Alain Duperré, 41 ans Éducateur en service de garde à la maternelle

Être un gars, ça vous ouvre toutes grandes les portes des garderies : laissez-moi vous dire qu’on est demandé! Aussitôt que j’ai terminé mon cours, plusieurs écoles m’ont appelé : elles voulaient toutes que je me joigne à leur équipe. J’avais l’embarras du choix!
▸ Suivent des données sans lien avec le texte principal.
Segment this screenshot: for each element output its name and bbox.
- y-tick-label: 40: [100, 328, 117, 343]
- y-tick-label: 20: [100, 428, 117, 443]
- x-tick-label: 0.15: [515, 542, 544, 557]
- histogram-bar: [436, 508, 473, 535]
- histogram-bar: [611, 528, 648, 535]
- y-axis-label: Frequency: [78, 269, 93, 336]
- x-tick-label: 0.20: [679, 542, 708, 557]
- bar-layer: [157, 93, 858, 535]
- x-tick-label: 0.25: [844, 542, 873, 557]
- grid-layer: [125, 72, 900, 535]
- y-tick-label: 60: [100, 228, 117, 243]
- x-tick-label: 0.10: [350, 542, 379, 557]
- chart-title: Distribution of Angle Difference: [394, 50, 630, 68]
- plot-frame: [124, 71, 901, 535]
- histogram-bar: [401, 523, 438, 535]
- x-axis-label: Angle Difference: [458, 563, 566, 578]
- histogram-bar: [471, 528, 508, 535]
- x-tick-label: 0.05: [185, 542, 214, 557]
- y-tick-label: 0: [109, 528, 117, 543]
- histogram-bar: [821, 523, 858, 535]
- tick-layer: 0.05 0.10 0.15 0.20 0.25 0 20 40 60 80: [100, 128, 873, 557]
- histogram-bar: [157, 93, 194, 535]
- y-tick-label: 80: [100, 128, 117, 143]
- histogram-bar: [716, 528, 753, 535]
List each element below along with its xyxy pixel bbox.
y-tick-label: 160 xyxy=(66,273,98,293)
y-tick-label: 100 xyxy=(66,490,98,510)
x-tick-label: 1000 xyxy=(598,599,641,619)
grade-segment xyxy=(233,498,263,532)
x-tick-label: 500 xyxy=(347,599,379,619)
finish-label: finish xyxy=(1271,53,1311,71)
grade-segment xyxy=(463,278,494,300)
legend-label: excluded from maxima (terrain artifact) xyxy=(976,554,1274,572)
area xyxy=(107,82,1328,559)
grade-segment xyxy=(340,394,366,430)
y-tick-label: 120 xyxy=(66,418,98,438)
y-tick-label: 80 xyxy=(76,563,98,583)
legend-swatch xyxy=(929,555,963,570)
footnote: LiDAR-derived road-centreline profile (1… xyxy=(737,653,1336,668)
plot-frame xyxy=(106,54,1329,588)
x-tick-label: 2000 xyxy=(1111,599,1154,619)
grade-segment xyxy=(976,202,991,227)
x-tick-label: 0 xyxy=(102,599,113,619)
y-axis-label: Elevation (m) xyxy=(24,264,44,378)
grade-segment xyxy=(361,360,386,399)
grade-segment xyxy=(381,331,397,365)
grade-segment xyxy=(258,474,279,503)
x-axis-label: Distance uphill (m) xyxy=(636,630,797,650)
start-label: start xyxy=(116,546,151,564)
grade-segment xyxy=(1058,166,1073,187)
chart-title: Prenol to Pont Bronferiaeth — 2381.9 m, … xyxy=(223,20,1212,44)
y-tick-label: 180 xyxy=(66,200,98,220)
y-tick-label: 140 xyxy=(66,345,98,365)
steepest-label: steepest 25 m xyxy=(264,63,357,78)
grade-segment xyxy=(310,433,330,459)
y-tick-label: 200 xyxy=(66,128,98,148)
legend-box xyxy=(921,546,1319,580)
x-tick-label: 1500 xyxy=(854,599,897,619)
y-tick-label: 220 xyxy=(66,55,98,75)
Un homme apporte une autre énergie. Et cette énergie est recherchée. Un exemple? Dans la cour d’école, les éducatrices sont souvent portées vers des jeux calmes comme dessiner à la craie ou faire danser les petits. Moi, j’ai tendance à m’intégrer spontanément aux parties de ballon, à faire jouer les enfants au hockey l’hiver ou au soccer l’été. J’aime que ça bouge! Je suis aussi un peu moins cajoleur que les filles avec les petits. Je leur démontre mon affection autrement. Donc, un mélange d’éducatrices et d’éducateurs dans une garderie, ça crée un bel équilibre.

Je fais ce travail depuis une dizaine d’années. Je suis vraiment heureux. Ça exige beaucoup de patience, mais c’est une qualité également répartie entre les sexes! J’ai toujours aimé m’occuper des enfants. Jeune, j’ai passé plusieurs étés dans des colonies de vacances et j’ai été moniteur durant quatre ans. Ensuite, j’ai travaillé quelque temps dans l’hôtellerie. Mais la présence des petits me manquait. Je suis retourné aux études pour obtenir une attestation d’études collégiales en service de garde. Nous étions deux hommes pour une cinquantaine de femmes. Un jour, durant un cours d’histoire, le prof rappelait la période où les femmes ont commencé à entrer massivement sur le marché du travail, pendant la Seconde Guerre mondiale. J’ai lancé en riant : « C’est là que les problèmes ont commencé! » Laissez-moi vous dire que je me suis fait parler (rires)! Pour le reste, tout s’est très bien passé.

Au service de garde, je suis le seul homme d’une équipe de douze. Par contre, notre boss est un homme. C’est sûr qu’au début, être une « minorité visible » peut être intimidant. Très vite, on ne pense plus en termes de gars–filles, mais de personnes avec qui on a, ou non, des affinités. Et puis, on est tellement apprécié, c’est gratifiant! Mon p’tit côté manuel est aussi très demandé. Récemment, j’ai offert de bâtir des cabanes à moineaux pour une activité; j’ai travaillé toute une journée à la maison sur mon banc de scie. Quand je suis revenu le lendemain avec mes quarante cabanes, j’ai eu un certain succès, croyez-moi! J’ajouterais que durant les assemblées de plusieurs services de garde, les quelques éducateurs présents dans la salle sont écoutés avec attention lorsqu’ils prennent la parole.

Les parents aussi sont ravis que leur enfant côtoie des hommes. Des remarques négatives ou désagréables? Jamais. Ni d’un père, ni d’une mère, ni de personne d’ailleurs. Mes amis, ma famille, tout le monde a été vraiment correct et encourageant.

Pas une seule seconde je me suis dit : « Je n’irai pas travailler dans un service de garde parce que je vais me retrouver juste avec des femmes. » Ça ne m’a même pas traversé l’esprit. Je suis allé où j’avais envie d’aller, c’est tout. Et j’ai tellement bien fait!